La fille échappée (Rétif, Les Contemporaines, vol. 2, 1780) - Binet

Date :
1780
Nature de l'image :
Gravure sur cuivre
Sujet de l'image :
SMITH LESOUEF R-1602
Œuvre signée
Légende

Analyse

Sujet de l’estampe de la Neuvième Nouvelle : La planche représente une petite éveillée, qui vide un panier d’ordures en regardant d’une manière assez libre un homme qui lui parle en souriant. Dans le lointain, on voit un sergent aux gardes de son frère, qui fait une geste menaçant ; à côté de lui est une partie de carrosse, d’où est sorti l’homme qui parle à la jeune fille. Elle répond :
« Je ne servirai jamais que… mon mari ».

Un homme est abordé un soir par une jeune fille qui lui demande son chemin. Il est tard, l'homme lui propose de l'accompagner chez son amie. Mais impossible de trouver l'amie en question. La jeune fille refuse de retourner chez ses parents et supplie l'homme de l'accueillir chez lui. Ce n'est guère convenable : l'homme se fait prier, finit par céder. Le lendemain, la jeune fille lui dit son histoire : elle se nomme Adélaïde Lhuillier, son frère est « Sergent dans les Gardes », il l'accuse de s'être mal conduite :

« Mon Fère est d’une bonne-conduite ; c’est ce qui l’a avancé. Je suis rieuse, moi ; ça lui a toujours déplu ; comme si c’était un crime que de rire. Tous les jours il disait à ma Mère, que je ne serais jamais qu’une Racc*** » (P. 339/249, Racc… pour racoleuse, une prostituée)

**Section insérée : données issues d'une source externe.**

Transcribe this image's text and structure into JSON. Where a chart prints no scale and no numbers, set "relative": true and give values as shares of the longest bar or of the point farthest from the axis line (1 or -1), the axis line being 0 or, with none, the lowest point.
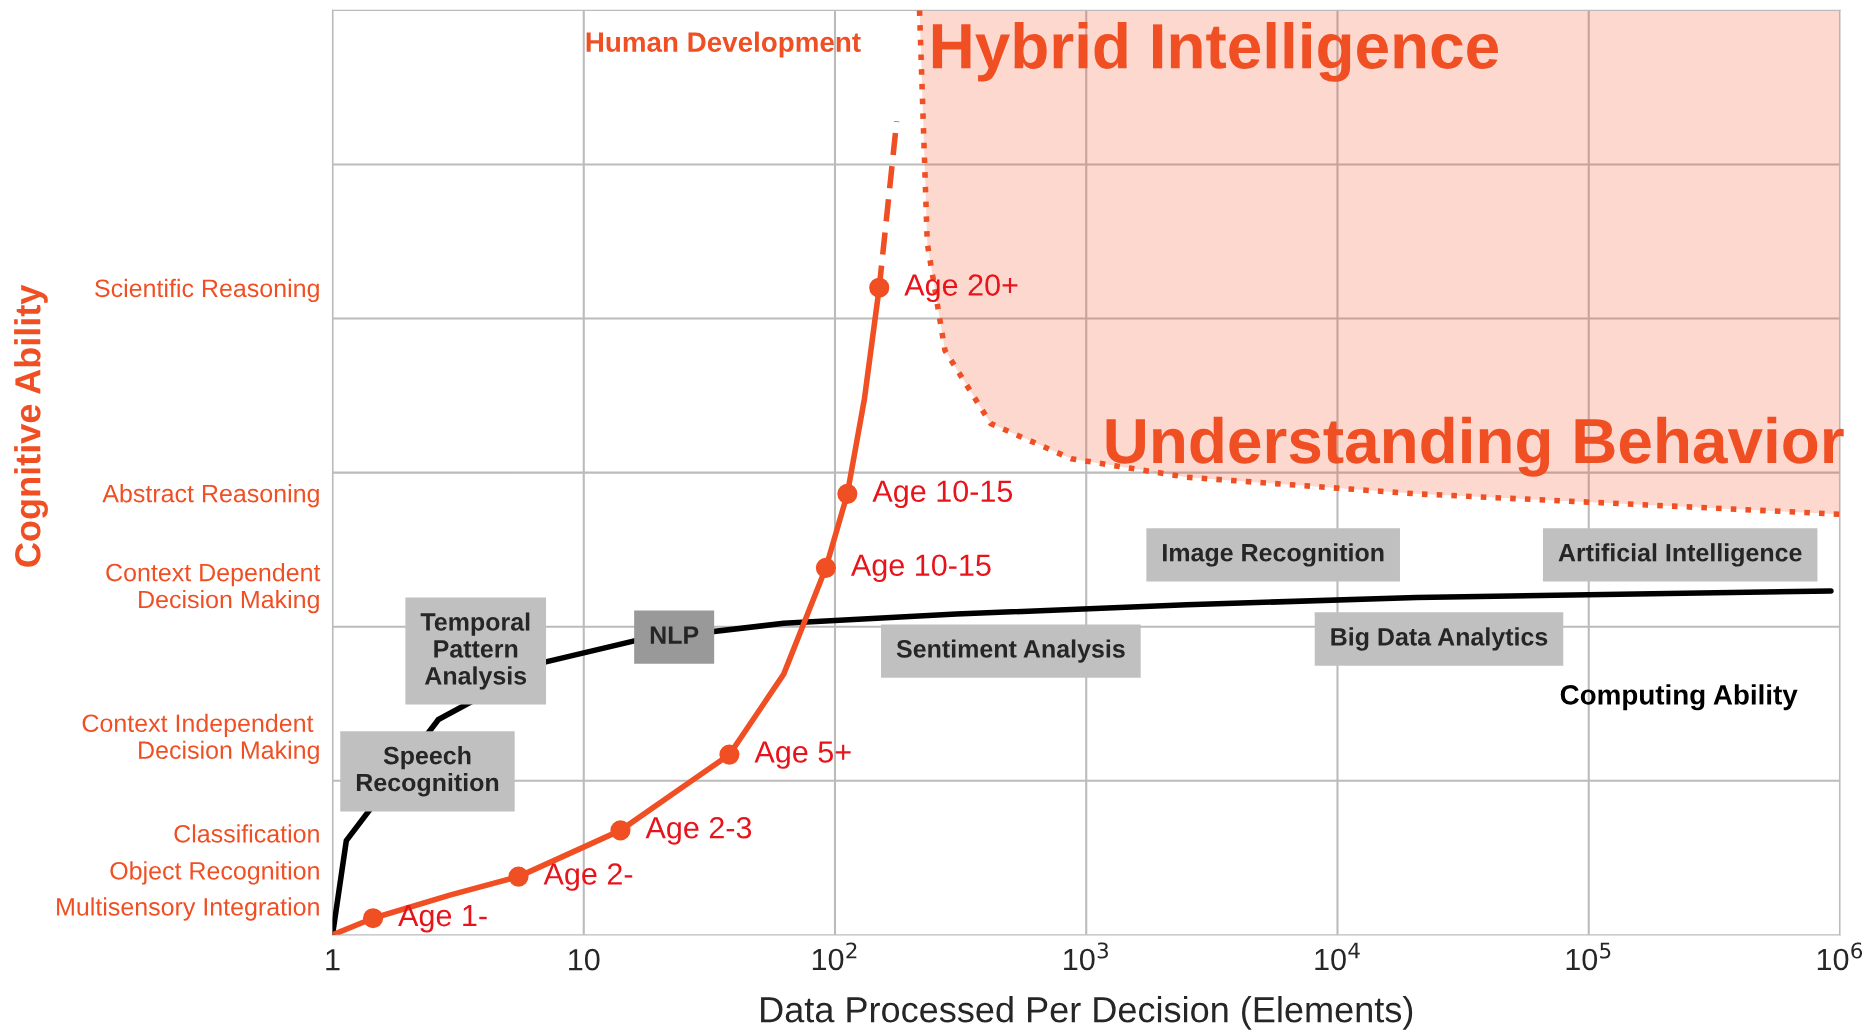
{
  "chart_data": {
    "type": "line",
    "relative": true,
    "xlabel": "Data Processed Per Decision (Elements)",
    "log": "x",
    "xlim": [
      1,
      1000000
    ],
    "xticks": [
      1,
      10,
      {
        "value": 100,
        "label": "10$^{2}$"
      },
      {
        "value": 1000,
        "label": "10$^{3}$"
      },
      {
        "value": 10000,
        "label": "10$^{4}$"
      },
      {
        "value": 100000,
        "label": "10$^{5}$"
      },
      {
        "value": 1000000,
        "label": "10$^{6}$"
      }
    ],
    "grid": true,
    "series": [
      {
        "color": "#f04e23",
        "line_style": "dotted",
        "x": [
          217,
          233,
          274,
          417,
          871,
          2512,
          20650,
          1000000
        ],
        "values": [
          1.0,
          0.748,
          0.632,
          0.553,
          0.515,
          0.495,
          0.477,
          0.455
        ],
        "lower": [
          1.0,
          0.748,
          0.632,
          0.553,
          0.515,
          0.495,
          0.477,
          0.455
        ],
        "upper": [
          1,
          1,
          1,
          1,
          1,
          1,
          1,
          1
        ]
      },
      {
        "color": "#000000",
        "line_style": "solid",
        "x": [
          1,
          1.135,
          2.64,
          7.0,
          15.9,
          62.5,
          304,
          2512,
          20650,
          920000
        ],
        "values": [
          0,
          0.102,
          0.233,
          0.295,
          0.318,
          0.337,
          0.347,
          0.357,
          0.365,
          0.372
        ]
      },
      {
        "color": "#f04e23",
        "line_style": "solid",
        "x": [
          1,
          1.45,
          2.93,
          5.5,
          14,
          24.2,
          38,
          62.5,
          92,
          112,
          131,
          150
        ],
        "values": [
          0,
          0.018,
          0.043,
          0.063,
          0.113,
          0.158,
          0.195,
          0.282,
          0.397,
          0.477,
          0.58,
          0.7
        ]
      },
      {
        "color": "#f04e23",
        "line_style": "dashed",
        "x": [
          150,
          176
        ],
        "values": [
          0.7,
          0.88
        ]
      },
      {
        "type": "scatter",
        "color": "#f04e23",
        "marker": "circle",
        "x": [
          1.45,
          5.5,
          14,
          38,
          92,
          112,
          150
        ],
        "values": [
          0.018,
          0.063,
          0.113,
          0.195,
          0.397,
          0.477,
          0.7
        ]
      }
    ],
    "annotations": [
      "Speech\nRecognition",
      "Temporal\nPattern\nAnalysis",
      {
        "text": "NLP",
        "x": 22.9,
        "y": 0.322
      },
      "Sentiment Analysis",
      "Image Recognition",
      "Big Data Analytics",
      "Artificial Intelligence",
      {
        "text": "Age 1-",
        "x": 1.45,
        "y": 0.018
      },
      {
        "text": "Age 2-",
        "x": 5.5,
        "y": 0.063
      },
      {
        "text": "Age 2-3",
        "x": 14,
        "y": 0.113
      },
      {
        "text": "Age 5+",
        "x": 38,
        "y": 0.195
      },
      {
        "text": "Age 10-15",
        "x": 92,
        "y": 0.397
      },
      {
        "text": "Age 10-15",
        "x": 112,
        "y": 0.477
      },
      {
        "text": "Age 20+",
        "x": 150,
        "y": 0.7
      },
      "Human Development",
      "Computing Ability",
      "Hybrid Intelligence",
      "Understanding Behavior",
      "Multisensory Integration",
      "Object Recognition",
      "Classification",
      "Context Independent \nDecision Making",
      "Context Dependent\nDecision Making",
      "Abstract Reasoning",
      "Scientific Reasoning",
      "Cognitive Ability"
    ]
  }
}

Contrairement à son frère, dont la conduite réservée lui a valu de l'avancement, Adélaïde se conduit très librement avec les hommes, déclenchant la fureur de son frère : excès d'innocence ou perversité ? La gravure illustre l'histoire qui a mis le feu aux poudres entre elle et son frère :

« Vous me voyez sur moi ce que j’ai de mieux, & ce n’est que de la toile. Enfin j’avais l’air d’une pauvre Servante. Si-bien qu’un-jour, que je vidais un panier d’ordures au coin d’une borne, il y vint un Monsieur, qui me proposa d’entrer à son service. Moi, je le regardai en riant (il n’y avait pas-là de quoi se fâcher !) & je lui répondis, que je ne servirais jamais d’autre Maître, que celui avec qui je coucherais. Ce qui le fit bien rire ! Mon Frère ne m’entendit pas, mais il me vit répondre, (dit-il ensuite) avec un air d'effrontée Coq***, & il me battit. » (Ibid. Coq. pour coquette)

On apprendra plus loin, que l'« honnête homme » du début de la nouvelle est ce Monsieur, qui se reconnaît rétrospectivement dans le récit d'Adélaïde  (contre toute vraisemblance !, voir p. 339). Celle-ci finit par avouer que son frère n'avait pas complètement tort: elle a bien reçu une lettre d'un jeune homme et accepté un rendez-vous ; son frère a intercepté le message. Elle jure qu'elle n'est jamais allée chez lui, l'honnête homme accepte de la garder et de parfaire son éducation. Deux ans plus tard, c'est une transformation complète : Adélaïde est réservée, reconnaissante. L'honnête homme, devenu le Protecteur de la jeune fille, va en informer sa mère et son frère. Le frère, furieux, menace le Protecteur, qui obtient cependant que la Mère seule rende visite à sa fille. Pourtant, en rentrant de promenade avec Adélaïde, son Protecteur est reconnu par le frère, qui le force à se rendre au poste avec la jeune fille. La mère accourt, pour recevoir la demande en mariage du Protecteur avec sa fille.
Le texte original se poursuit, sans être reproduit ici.